Jeremiah has a crush on her, she thinks. Or maybe she’s just flattering herself.
The next few days, she shoos Jeremiah away after school, claiming she has meetings, a dentist appointment, she’s taking the Blazer in for a tune-up—and this works. Jeremiah stops coming by.
A couple of weeks later, however, he reappears. He’s visibly upset, hot-cheeked, perspiring. All the seniors are going on the annual three-day senior-class trip to Boston (Apple is a chaperone every year, and she hates it—a Best Western in Braintree with forty horny teenagers who think it’s party time—but the honorarium is too attractive to turn down), and Jeremiah’s parents aren’t letting him go.
“We had a family meeting and discussed it,” Jeremiah says. “I made my points and they made theirs but it came down to this: I live under their roof so they are in charge of me until I move out. And they don’t want me to go.”
“Oh,” Mallory says. “Wow.” She’s at a loss. She, like just about everyone else she knows, had wished for different parents growing up. Kitty would cook elaborate family dinners every single weeknight, and it was Mallory’s responsibility to do the dishes. Mallory’s tendency—every teenager’s tendency?—was to try to find shortcuts, but it was as if Kitty had second sight.
“Properly,” Kitty would call from the other room if she heard the plates landing in the dishwasher at too brisk a pace for them to have been thoroughly rinsed. “Do them properly.”
Mallory had learned to tune out her mother; the endless stream of whatever was coming from Kitty’s mouth became an unintelligible Wah-wah-wah, like the teachers in the Peanuts TV specials.

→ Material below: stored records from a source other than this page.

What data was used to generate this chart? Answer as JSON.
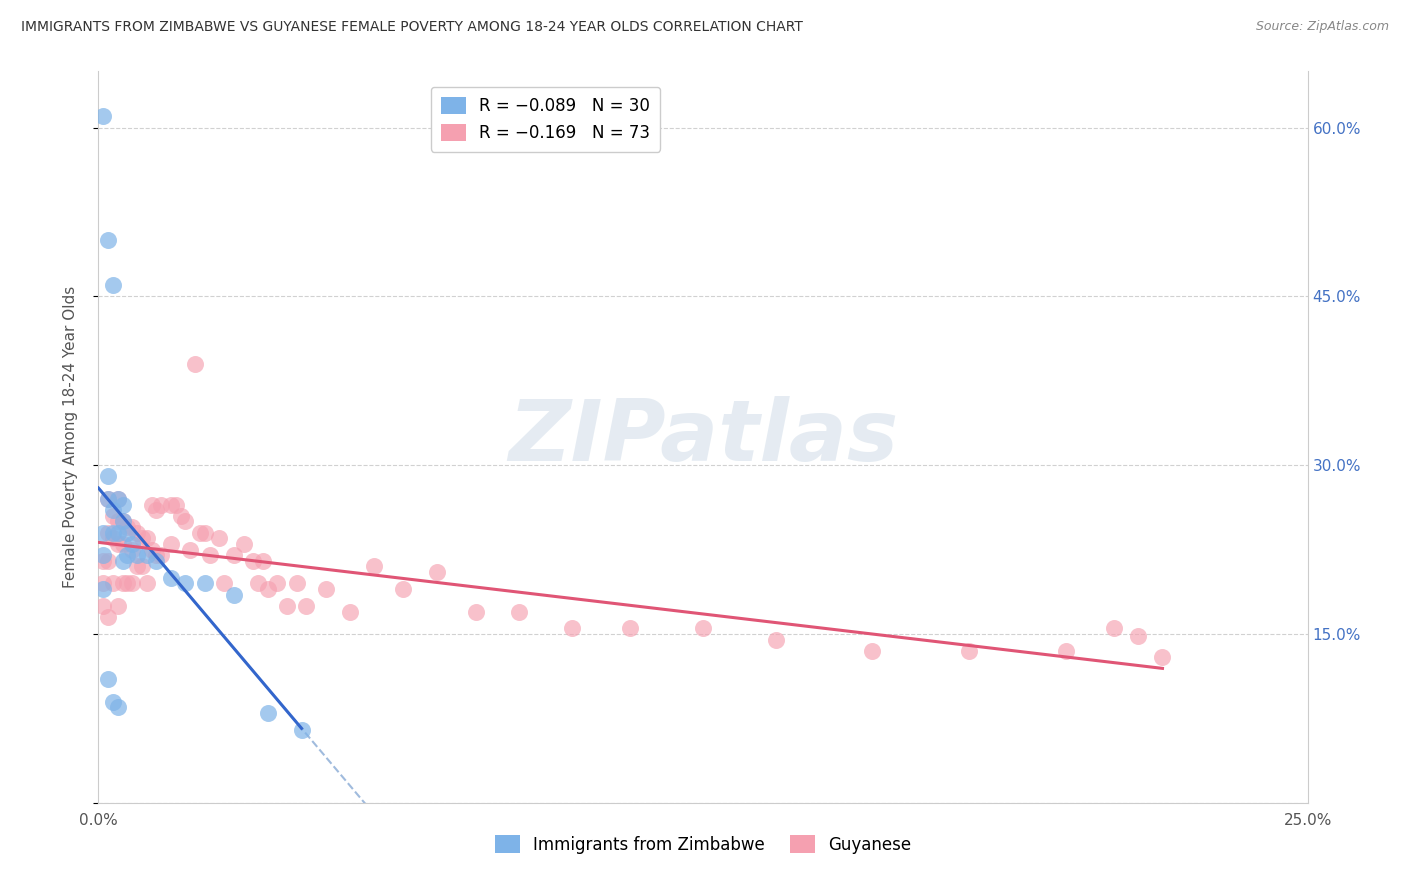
{
  "title": "IMMIGRANTS FROM ZIMBABWE VS GUYANESE FEMALE POVERTY AMONG 18-24 YEAR OLDS CORRELATION CHART",
  "source": "Source: ZipAtlas.com",
  "ylabel": "Female Poverty Among 18-24 Year Olds",
  "xlabel_blue": "Immigrants from Zimbabwe",
  "xlabel_pink": "Guyanese",
  "xlim": [
    0.0,
    0.25
  ],
  "ylim": [
    0.0,
    0.65
  ],
  "ytick_vals": [
    0.0,
    0.15,
    0.3,
    0.45,
    0.6
  ],
  "ytick_labels_right": [
    "",
    "15.0%",
    "30.0%",
    "45.0%",
    "60.0%"
  ],
  "xtick_vals": [
    0.0,
    0.05,
    0.1,
    0.15,
    0.2,
    0.25
  ],
  "xtick_labels": [
    "0.0%",
    "",
    "",
    "",
    "",
    "25.0%"
  ],
  "legend_blue_r": "R = −0.089",
  "legend_blue_n": "N = 30",
  "legend_pink_r": "R = −0.169",
  "legend_pink_n": "N = 73",
  "blue_color": "#7eb3e8",
  "pink_color": "#f5a0b0",
  "blue_line_color": "#3366cc",
  "blue_dash_color": "#a0bbdd",
  "pink_line_color": "#e05575",
  "watermark_zip_color": "#c8d8e8",
  "watermark_atlas_color": "#c8c8d0",
  "blue_x": [
    0.001,
    0.001,
    0.001,
    0.001,
    0.002,
    0.002,
    0.002,
    0.002,
    0.003,
    0.003,
    0.003,
    0.003,
    0.004,
    0.004,
    0.004,
    0.005,
    0.005,
    0.005,
    0.006,
    0.006,
    0.007,
    0.008,
    0.01,
    0.012,
    0.015,
    0.018,
    0.022,
    0.028,
    0.035,
    0.042
  ],
  "blue_y": [
    0.61,
    0.24,
    0.22,
    0.19,
    0.5,
    0.29,
    0.27,
    0.11,
    0.46,
    0.26,
    0.24,
    0.09,
    0.27,
    0.24,
    0.085,
    0.265,
    0.25,
    0.215,
    0.24,
    0.22,
    0.23,
    0.22,
    0.22,
    0.215,
    0.2,
    0.195,
    0.195,
    0.185,
    0.08,
    0.065
  ],
  "pink_x": [
    0.001,
    0.001,
    0.001,
    0.002,
    0.002,
    0.002,
    0.002,
    0.003,
    0.003,
    0.003,
    0.004,
    0.004,
    0.004,
    0.004,
    0.005,
    0.005,
    0.005,
    0.006,
    0.006,
    0.007,
    0.007,
    0.007,
    0.008,
    0.008,
    0.009,
    0.009,
    0.01,
    0.01,
    0.011,
    0.011,
    0.012,
    0.012,
    0.013,
    0.013,
    0.015,
    0.015,
    0.016,
    0.017,
    0.018,
    0.019,
    0.02,
    0.021,
    0.022,
    0.023,
    0.025,
    0.026,
    0.028,
    0.03,
    0.032,
    0.033,
    0.034,
    0.035,
    0.037,
    0.039,
    0.041,
    0.043,
    0.047,
    0.052,
    0.057,
    0.063,
    0.07,
    0.078,
    0.087,
    0.098,
    0.11,
    0.125,
    0.14,
    0.16,
    0.18,
    0.2,
    0.21,
    0.215,
    0.22
  ],
  "pink_y": [
    0.215,
    0.195,
    0.175,
    0.27,
    0.24,
    0.215,
    0.165,
    0.255,
    0.235,
    0.195,
    0.27,
    0.25,
    0.23,
    0.175,
    0.25,
    0.23,
    0.195,
    0.245,
    0.195,
    0.245,
    0.225,
    0.195,
    0.24,
    0.21,
    0.235,
    0.21,
    0.235,
    0.195,
    0.265,
    0.225,
    0.26,
    0.22,
    0.265,
    0.22,
    0.265,
    0.23,
    0.265,
    0.255,
    0.25,
    0.225,
    0.39,
    0.24,
    0.24,
    0.22,
    0.235,
    0.195,
    0.22,
    0.23,
    0.215,
    0.195,
    0.215,
    0.19,
    0.195,
    0.175,
    0.195,
    0.175,
    0.19,
    0.17,
    0.21,
    0.19,
    0.205,
    0.17,
    0.17,
    0.155,
    0.155,
    0.155,
    0.145,
    0.135,
    0.135,
    0.135,
    0.155,
    0.148,
    0.13
  ]
}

Senior was a man of few words unless the topic was traffic on 83 or the Orioles. He was frugal—the heat in their house on Deepdene Road was turned on and set to sixty-seven degrees on December 15 and not a day before; it was turned off on March 15 and not a day later. “If you’re cold, put on a sweater,” he would say. And Senior’s political views were pulled right out of the Eisenhower administration—for starters, his attitude about his very own sister, Greta.
But as exasperating as Kitty and Senior could be, they fell within the parameters of “normal parents” for twentieth-century America. They would never have kept Mallory or Cooper from an experience that could expand their horizons. Mallory tries to understand why the elder Freeholds would not want Jeremiah to go to Boston on a supervised trip with his peers, children he has known his entire life.
“Is it a matter of money?” Mallory asks. The trip fee, she knows, is a hundred and ten dollars per student, but the kids have been selling candy bars all winter to fund-raise, and some of that money is earmarked for families in need. Mallory could put in a word with Dr. Major.
“No,” Jeremiah says. “It’s a matter of principle. They see the mainland as needlessly complicated.” He shakes his head. “I love this island. But as soon as I have enough money saved, I’m leaving. I’m going to North Africa.”
Mallory brings up Jeremiah the next day at the faculty meeting. She’s hoping someone—Apple or even Dr. Major—will offer to call the Freeholds and persuade them to let Jeremiah go on the trip. But Dr. Major, who is normally very progressive and involved, shuts Mallory down. “There is no persuasion powerful enough when it comes to that family,” he says. “Let it be.”